Путешествие Чехова пошло не по плану уже в Екатеринбурге. Здесь он узнал, что ближайший пароход до Томска отправится лишь через 20 дней. Ждать он столько не мог, а потому, несмотря на разливы рек, отправился на лошадях до самого Байкала.

К Александровскому посту на Сахалине Чехов причалил 11 июля. Вскоре после прибытия он был представлен местным чиновникам – начальнику острова генералу В. О. Кононовичу и начальнику Приамурского края генерал-губернатору барону А. Н. Корфу. Узнав, что у писателя нет официального разрешения на посещение колоний, Корф лично разрешил ему «бывать где и у кого угодно», но с единственным условием: не встречаться с политическими заключенными.





За три с небольшим месяца пребывания на Сахалине Чехов заполнил около 10 тысяч статистических карточек. Это свыше 100 карточек ежедневно!
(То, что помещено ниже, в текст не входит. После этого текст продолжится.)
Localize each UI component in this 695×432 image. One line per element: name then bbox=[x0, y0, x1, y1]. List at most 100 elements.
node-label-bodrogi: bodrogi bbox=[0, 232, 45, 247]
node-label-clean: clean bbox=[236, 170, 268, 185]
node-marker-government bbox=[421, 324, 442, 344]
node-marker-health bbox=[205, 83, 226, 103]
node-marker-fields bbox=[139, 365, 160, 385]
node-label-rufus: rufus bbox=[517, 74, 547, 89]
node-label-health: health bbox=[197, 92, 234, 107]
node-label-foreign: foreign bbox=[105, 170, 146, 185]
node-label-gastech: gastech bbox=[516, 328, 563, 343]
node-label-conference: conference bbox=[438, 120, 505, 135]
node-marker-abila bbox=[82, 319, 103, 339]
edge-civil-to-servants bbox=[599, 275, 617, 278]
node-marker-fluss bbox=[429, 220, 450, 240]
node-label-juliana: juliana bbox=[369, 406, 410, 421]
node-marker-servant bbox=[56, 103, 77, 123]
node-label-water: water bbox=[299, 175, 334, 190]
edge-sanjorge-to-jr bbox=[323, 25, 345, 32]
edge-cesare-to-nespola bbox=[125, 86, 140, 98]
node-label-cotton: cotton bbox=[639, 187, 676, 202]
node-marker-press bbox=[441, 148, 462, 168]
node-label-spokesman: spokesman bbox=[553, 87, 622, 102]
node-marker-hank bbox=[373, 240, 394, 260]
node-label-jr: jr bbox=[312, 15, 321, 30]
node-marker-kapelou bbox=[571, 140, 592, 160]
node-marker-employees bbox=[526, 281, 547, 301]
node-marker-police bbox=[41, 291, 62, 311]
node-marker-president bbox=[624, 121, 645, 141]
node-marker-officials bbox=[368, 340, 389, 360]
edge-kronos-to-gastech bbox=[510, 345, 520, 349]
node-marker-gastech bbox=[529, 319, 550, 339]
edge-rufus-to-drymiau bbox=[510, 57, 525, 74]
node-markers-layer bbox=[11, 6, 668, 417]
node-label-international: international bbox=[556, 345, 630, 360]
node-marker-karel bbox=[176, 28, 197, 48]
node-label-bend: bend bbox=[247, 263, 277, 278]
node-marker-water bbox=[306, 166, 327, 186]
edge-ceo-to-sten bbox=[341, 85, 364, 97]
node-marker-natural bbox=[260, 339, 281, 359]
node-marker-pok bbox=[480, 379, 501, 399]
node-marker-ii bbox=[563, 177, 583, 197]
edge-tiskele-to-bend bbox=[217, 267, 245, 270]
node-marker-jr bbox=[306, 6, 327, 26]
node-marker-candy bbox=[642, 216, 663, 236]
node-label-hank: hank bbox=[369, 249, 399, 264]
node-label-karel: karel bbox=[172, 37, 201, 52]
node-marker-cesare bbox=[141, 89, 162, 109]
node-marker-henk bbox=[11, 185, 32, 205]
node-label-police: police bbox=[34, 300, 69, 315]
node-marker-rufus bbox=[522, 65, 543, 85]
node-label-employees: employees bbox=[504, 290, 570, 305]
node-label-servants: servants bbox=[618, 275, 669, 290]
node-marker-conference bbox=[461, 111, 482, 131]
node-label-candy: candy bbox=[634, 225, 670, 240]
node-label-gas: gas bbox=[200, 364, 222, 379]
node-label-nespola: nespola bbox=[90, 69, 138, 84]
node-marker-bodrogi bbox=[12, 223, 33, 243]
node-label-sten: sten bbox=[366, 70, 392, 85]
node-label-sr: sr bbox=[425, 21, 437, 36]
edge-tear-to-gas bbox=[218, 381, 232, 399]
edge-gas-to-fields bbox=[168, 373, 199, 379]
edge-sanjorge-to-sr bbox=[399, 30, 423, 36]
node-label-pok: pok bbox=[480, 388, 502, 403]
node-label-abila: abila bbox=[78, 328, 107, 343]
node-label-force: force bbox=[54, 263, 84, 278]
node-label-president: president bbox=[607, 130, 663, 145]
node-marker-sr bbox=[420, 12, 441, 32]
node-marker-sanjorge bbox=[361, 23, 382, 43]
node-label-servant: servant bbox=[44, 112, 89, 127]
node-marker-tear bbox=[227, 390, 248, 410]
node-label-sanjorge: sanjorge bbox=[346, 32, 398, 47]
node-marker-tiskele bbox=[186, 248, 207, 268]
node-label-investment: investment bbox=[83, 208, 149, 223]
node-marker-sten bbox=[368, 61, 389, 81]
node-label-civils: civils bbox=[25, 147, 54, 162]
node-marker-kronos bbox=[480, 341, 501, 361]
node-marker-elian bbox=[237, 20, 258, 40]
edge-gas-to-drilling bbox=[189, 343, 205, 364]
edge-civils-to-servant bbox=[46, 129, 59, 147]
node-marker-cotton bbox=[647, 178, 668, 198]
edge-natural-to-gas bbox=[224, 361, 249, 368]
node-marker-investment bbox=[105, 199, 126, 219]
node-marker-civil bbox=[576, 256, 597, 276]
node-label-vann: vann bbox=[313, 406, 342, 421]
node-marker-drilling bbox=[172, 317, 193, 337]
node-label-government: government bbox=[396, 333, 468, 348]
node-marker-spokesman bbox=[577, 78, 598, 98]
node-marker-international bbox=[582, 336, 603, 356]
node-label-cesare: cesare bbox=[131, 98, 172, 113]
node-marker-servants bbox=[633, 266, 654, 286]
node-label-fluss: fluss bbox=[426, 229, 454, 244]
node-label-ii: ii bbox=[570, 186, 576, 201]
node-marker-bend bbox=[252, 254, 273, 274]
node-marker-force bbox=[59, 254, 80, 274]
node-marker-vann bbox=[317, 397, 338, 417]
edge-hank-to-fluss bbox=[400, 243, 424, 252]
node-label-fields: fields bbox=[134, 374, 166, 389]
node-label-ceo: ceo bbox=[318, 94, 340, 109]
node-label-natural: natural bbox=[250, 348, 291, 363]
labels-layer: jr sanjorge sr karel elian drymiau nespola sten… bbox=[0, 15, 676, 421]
«Я вставал каждый день в 5 часов утра, ложился поздно и все дни был в сильном напряжении от мысли, что мною многое еще не сделано», – признавался он в письме к Суворину.

При этом у Чехова живой интерес вызывало буквально всё на острове: климат, жилища и пища ссыльных, промыслы и сельское хозяйство, одежда, положение женщин, школы. Из 65 русских поселений он посетил больше половины, 39. Это можно считать настоящим подвигом, поскольку на острове толком не было дорог.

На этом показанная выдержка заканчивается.